The report indicated that the government’s revenue and expenditure position resulted in a fiscal deficit of N330 billion in Q3 2025, representing a reduction of N3.20 trillion or 90.68% below the projected quarterly deficit of N3.53 trillion.
The latest fiscal data showed a notable improvement in Nigeria’s public finance position during the third quarter of 2025.
The deficit-to-GDP ratio was estimated at 2.29%, remaining within the 3% threshold prescribed under Nigeria’s Fiscal Responsibility Act and ECOWAS convergence criteria.
“The Q3 2025 fiscal deficit was also by far lower than the N3.17 trillion deficit recorded in the third quarter of 2024,” the report stated.
To finance the deficit, the Federal Government utilised domestic borrowing of N970 billion, privatisation proceeds of N120.61 billion, and multilateral and bilateral project-tied loans valued at N3.13 trillion.
The Budget Office noted that the lower deficit reflects stronger fiscal management and improved revenue mobilisation efforts during the period.
The Federal Government has intensified efforts to improve tax administration and increase remittances from government-owned enterprises.
Reforms targeted at reducing leakages in public finance management have also contributed to improved fiscal outcomes.
However, concerns remain over rising debt service obligations, inflationary pressures, and dependence on borrowing to support government financing needs.
Nigeria has faced persistent fiscal deficits for several years, driven largely by weak oil revenues, subsidy-related spending, rising recurrent expenditure, and exchange rate pressures.
In recent years, elevated debt servicing costs and revenue shortfalls have placed significant pressure on public finances.
The government has increasingly relied on domestic and external borrowing to bridge fiscal gaps and fund critical infrastructure projects.
Recent fiscal reforms, including fuel subsidy removal and tax administration reforms, are aimed at strengthening revenue generation and improving fiscal sustainability.
Earlier, Nairametrics reported that Nigeria’s fiscal deficit jumped to N13.51 trillion in 2024, exceeding targets and breaching the FRA 2007 deficit-to-GDP limit.

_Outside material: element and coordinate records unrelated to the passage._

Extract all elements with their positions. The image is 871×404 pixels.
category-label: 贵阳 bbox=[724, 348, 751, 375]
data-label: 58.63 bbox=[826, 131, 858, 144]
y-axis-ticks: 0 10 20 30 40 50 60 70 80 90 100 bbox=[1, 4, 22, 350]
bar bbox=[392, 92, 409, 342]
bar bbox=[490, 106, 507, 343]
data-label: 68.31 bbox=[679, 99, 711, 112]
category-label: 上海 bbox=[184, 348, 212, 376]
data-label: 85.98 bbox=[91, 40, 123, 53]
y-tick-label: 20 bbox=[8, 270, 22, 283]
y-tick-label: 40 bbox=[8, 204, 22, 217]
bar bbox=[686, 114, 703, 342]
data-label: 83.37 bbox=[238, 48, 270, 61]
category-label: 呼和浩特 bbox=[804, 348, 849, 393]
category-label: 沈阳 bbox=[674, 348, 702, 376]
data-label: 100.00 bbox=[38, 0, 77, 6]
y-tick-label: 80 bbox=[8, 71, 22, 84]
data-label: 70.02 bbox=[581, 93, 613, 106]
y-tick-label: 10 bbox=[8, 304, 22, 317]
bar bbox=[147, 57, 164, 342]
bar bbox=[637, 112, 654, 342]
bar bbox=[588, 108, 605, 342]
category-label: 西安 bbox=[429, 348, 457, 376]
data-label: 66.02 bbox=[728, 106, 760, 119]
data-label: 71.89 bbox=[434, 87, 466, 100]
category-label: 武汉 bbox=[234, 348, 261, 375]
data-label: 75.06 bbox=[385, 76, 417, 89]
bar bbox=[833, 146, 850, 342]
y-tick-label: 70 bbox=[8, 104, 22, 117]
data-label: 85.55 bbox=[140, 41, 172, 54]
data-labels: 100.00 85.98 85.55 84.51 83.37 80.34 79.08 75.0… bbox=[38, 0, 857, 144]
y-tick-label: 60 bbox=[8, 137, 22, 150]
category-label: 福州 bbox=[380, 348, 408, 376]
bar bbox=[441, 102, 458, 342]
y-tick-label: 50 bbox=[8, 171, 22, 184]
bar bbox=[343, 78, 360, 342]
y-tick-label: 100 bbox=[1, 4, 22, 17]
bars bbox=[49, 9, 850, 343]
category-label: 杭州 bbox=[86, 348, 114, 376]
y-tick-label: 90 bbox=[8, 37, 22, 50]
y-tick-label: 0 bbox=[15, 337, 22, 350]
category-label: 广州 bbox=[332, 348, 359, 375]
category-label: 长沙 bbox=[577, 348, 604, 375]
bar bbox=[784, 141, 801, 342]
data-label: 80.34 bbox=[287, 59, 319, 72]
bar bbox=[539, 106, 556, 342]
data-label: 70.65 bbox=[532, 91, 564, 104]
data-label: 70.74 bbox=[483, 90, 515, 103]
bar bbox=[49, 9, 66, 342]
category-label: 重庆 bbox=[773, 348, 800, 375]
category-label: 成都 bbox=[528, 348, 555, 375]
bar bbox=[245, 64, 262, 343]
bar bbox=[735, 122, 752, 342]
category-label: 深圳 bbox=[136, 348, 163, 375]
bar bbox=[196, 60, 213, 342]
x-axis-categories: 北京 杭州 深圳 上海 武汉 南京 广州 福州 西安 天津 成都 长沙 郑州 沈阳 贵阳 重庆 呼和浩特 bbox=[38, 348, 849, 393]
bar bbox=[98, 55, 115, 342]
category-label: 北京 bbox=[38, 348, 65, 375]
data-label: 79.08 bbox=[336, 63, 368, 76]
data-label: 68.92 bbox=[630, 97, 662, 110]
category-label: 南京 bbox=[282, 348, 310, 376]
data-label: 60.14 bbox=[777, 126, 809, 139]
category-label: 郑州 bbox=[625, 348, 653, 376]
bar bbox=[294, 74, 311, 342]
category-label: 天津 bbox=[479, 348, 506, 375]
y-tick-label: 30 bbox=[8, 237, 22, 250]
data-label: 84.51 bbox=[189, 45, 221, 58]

The Federal Government recorded N11.89 trillion in fresh borrowings in the first nine months of 2025, but spent only N3.10 trillion on capital expenditure.
The loans comprised N7.08 trillion in domestic borrowing and N4.81 trillion in multilateral and bilateral project-tied loans.
The Federal Government increased its planned borrowing for 2026 to N29.20 trillion following an expansion in the proposed budget size and fiscal deficit.